2. Por requerimento de 16/02/2006, as transmitentes requereram junto da Direcção dos Serviços de Solos e Obras Públicas a transmissão dos direitos resultantes dos contratos de concessão, por arrendamento, dos Lotes a favor da recorrente A.
3. O procedimento administrativo iniciado com tal requerimento seguiu os seus trâmites normais, tendo a Comissão de Terras, reunida em sessão de 16/03/2006, emitido os Pareceres n.ºs 23 a 27/2006, favoráveis à transmissão requerida, bem como à revisão da concessão e às minutas de contratos a eles anexas, e que vieram a ser homologados por Despachos do Chefe do Executivo, de 17/03/2006 - tudo conforme os Despachos do Secretário para os Transportes e Obras Públicas n.ºs 48 a 52/2006, publicados no Boletim Oficial da Região Administrativa Especial de Macau n.º 14, II Série, de 06/04/2006.

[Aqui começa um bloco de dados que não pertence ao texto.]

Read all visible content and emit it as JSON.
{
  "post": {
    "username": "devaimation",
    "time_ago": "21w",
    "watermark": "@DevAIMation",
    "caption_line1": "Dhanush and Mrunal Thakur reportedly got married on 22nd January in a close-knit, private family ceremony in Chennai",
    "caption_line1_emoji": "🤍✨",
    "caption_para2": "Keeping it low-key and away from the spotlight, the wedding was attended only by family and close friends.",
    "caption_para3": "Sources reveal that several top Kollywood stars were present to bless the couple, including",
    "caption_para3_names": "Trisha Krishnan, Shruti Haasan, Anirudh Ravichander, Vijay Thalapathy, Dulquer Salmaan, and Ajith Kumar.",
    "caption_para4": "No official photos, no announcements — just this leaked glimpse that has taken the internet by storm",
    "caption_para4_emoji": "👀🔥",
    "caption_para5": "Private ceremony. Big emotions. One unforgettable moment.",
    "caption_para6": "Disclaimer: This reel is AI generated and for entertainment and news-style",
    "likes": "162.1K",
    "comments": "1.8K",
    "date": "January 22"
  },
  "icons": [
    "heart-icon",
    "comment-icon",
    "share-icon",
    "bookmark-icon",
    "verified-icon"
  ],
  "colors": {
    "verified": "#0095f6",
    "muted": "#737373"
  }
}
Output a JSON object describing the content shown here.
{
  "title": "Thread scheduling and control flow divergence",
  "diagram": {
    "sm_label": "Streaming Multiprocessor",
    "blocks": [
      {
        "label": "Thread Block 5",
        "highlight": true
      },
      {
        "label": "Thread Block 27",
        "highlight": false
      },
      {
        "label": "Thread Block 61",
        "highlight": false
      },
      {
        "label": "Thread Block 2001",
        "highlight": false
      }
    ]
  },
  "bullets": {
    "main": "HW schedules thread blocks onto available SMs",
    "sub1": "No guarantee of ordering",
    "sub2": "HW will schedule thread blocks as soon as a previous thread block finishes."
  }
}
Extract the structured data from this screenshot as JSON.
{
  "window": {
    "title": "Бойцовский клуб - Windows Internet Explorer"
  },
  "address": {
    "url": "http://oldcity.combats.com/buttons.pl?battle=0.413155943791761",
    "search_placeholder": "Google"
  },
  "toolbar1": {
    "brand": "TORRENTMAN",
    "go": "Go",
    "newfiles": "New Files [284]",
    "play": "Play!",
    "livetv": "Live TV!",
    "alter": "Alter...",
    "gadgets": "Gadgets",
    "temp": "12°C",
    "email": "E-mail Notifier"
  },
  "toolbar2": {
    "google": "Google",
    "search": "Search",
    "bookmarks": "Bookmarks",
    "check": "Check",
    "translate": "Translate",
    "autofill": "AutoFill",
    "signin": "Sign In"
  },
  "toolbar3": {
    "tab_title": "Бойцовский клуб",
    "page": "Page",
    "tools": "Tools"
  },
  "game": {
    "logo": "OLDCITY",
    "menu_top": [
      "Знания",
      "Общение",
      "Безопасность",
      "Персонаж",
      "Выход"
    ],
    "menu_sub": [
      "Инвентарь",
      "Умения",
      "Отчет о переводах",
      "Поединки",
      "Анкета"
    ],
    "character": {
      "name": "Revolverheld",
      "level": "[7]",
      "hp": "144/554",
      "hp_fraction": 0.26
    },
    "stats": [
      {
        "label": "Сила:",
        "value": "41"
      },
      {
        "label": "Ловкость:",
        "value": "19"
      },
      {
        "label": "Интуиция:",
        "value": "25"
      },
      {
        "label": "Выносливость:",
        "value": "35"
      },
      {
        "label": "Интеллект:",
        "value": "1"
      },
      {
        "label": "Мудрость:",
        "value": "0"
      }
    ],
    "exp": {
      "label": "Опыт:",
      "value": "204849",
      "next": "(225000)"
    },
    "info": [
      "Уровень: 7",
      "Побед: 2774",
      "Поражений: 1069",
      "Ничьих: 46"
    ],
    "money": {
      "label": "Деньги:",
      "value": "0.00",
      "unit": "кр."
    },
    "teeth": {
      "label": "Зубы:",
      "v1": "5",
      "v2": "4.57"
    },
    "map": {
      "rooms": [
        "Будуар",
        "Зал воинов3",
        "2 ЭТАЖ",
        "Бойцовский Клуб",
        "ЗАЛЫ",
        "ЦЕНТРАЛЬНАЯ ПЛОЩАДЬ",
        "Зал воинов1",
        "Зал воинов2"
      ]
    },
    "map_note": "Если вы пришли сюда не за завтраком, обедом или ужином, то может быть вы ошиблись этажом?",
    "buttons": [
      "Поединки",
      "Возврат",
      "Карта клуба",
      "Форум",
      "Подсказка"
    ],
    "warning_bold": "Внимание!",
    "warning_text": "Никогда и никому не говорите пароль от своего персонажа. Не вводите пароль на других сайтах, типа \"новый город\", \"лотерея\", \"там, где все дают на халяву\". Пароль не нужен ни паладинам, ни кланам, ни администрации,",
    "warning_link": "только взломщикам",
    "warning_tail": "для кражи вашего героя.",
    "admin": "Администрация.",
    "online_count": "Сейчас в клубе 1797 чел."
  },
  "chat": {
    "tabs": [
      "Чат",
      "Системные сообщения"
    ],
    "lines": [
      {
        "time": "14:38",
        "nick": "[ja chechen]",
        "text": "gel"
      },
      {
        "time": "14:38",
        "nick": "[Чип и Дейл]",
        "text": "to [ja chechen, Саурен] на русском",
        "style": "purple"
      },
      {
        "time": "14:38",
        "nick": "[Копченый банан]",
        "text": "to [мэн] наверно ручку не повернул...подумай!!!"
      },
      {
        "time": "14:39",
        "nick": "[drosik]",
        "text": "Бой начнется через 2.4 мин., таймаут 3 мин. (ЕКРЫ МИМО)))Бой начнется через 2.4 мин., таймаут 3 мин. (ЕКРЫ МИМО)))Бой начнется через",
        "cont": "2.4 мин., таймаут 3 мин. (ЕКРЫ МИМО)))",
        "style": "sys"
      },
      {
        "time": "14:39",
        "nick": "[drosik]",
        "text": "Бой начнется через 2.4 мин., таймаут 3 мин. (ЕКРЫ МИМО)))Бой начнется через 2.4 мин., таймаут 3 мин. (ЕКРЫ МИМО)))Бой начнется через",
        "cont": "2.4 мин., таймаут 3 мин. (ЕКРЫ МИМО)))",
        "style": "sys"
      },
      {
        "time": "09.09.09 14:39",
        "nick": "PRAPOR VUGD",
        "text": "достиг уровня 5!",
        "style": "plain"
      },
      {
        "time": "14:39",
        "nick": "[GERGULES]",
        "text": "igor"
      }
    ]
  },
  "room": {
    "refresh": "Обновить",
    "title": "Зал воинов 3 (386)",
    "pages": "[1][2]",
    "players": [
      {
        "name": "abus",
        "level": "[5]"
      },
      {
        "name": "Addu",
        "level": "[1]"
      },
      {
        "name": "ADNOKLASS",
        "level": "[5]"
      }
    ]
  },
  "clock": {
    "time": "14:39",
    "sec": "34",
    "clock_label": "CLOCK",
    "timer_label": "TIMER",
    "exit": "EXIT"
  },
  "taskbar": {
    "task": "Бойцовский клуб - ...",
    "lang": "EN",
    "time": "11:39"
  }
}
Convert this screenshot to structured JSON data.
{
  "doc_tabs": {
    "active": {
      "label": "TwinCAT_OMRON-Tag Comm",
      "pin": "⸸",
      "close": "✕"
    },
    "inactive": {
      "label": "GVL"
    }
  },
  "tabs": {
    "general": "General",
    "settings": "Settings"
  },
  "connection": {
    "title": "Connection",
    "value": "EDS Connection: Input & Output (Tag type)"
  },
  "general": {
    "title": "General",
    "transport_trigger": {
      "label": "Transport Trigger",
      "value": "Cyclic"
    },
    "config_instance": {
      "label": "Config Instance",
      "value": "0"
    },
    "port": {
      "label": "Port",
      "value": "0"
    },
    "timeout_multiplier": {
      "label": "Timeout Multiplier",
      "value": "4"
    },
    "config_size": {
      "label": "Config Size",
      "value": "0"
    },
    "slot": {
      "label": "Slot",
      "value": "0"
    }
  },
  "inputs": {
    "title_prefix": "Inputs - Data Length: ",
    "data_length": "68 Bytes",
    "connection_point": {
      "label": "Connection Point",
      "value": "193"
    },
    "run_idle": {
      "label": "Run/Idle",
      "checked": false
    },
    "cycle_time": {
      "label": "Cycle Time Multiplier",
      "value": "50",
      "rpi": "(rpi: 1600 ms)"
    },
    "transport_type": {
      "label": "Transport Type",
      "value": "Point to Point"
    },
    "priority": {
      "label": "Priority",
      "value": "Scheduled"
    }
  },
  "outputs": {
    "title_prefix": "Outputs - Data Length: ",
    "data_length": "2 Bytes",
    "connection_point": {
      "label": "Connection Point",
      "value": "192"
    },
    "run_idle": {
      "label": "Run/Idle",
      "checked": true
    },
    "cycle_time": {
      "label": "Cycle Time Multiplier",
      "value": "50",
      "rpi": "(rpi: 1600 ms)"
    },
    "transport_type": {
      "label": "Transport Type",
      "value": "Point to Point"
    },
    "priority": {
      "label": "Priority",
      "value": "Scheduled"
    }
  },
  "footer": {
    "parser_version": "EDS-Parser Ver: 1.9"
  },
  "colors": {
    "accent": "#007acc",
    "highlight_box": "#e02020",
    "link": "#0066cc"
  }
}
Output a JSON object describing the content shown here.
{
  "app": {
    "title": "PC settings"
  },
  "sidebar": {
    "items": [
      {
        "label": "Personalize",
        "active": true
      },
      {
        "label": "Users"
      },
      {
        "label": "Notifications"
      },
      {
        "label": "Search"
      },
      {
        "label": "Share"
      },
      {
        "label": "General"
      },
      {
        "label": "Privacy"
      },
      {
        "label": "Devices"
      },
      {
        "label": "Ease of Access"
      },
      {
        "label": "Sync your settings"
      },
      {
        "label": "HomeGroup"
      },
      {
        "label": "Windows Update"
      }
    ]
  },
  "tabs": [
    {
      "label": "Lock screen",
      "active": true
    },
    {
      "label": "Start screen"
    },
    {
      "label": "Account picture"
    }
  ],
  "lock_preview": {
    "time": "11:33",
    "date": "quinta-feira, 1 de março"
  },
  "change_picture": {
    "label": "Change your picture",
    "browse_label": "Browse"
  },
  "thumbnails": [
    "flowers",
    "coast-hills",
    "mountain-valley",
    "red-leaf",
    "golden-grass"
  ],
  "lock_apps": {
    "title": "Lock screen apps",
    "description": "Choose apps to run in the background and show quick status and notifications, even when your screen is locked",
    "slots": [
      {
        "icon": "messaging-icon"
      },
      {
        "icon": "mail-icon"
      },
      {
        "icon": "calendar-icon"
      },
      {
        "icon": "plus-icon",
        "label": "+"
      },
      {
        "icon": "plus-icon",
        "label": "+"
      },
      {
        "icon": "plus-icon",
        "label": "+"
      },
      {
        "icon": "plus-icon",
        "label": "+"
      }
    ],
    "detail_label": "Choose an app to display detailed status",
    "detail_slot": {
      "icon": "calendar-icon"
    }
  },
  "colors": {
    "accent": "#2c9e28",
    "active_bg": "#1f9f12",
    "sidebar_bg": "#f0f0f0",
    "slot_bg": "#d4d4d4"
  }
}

4. Por despacho do Exmo. Senhor Chefe do Executivo da RAEM de 08/08/2012, foi declarada a nulidade dos actos do Chefe do Executivo, de 17/03/2006, através dos quais foram homologados os Pareceres da Comissão de Terras n.ºs 23/2006, 24/2006, 25/2006, 26/2006 e 27/2006, todos de 16/03/2006.
5. Do referido despacho foi objecto do recurso contencioso que correu termos no Tribunal de Segunda Instância sob o nº 755/2012.
6. Por acórdão proferido em 18/06/2015, o Tribunal de Segunda Instância decidiu julgar improcedente o recurso contencioso acima em referência, confirmando o acto recorrido.
7. Inconformada com a decisão, vem a mesma sociedade recorrer para o Tribunal de Última Instância.
8. Por acórdão do Tribunal de Última Instância, de 22/06/2016, com trânsito em julgado em 07/07/2016, negou-se provimento ao supra recurso jurisdicional, confirmando a decisão do Tribunal de Segunda Instância.
9. Por despacho proferido por Exmo. Senhor Chefe do Executivo, no dia 04/02/2016, exarado sobre o parecer do Secretário para os Transportes e Obras Públicas de 22/01/2016, através do qual foi declarada a caducidade da concessão originário dós terrenos com as áreas de 4,012 m2, 13,425 m2, 18,707 m2, 8,750 m2, 33,895 m2, situados na ilha da Taipa, na Avenida Wai Long, designados por Lote 1c, Lote 2, Lote 3, Lote 4 e Lote 5, nos termos do n.º 1 do artigo 48.º, por força dos artigos 212.º e 215.º, ambos da Lei n.º 10/2013.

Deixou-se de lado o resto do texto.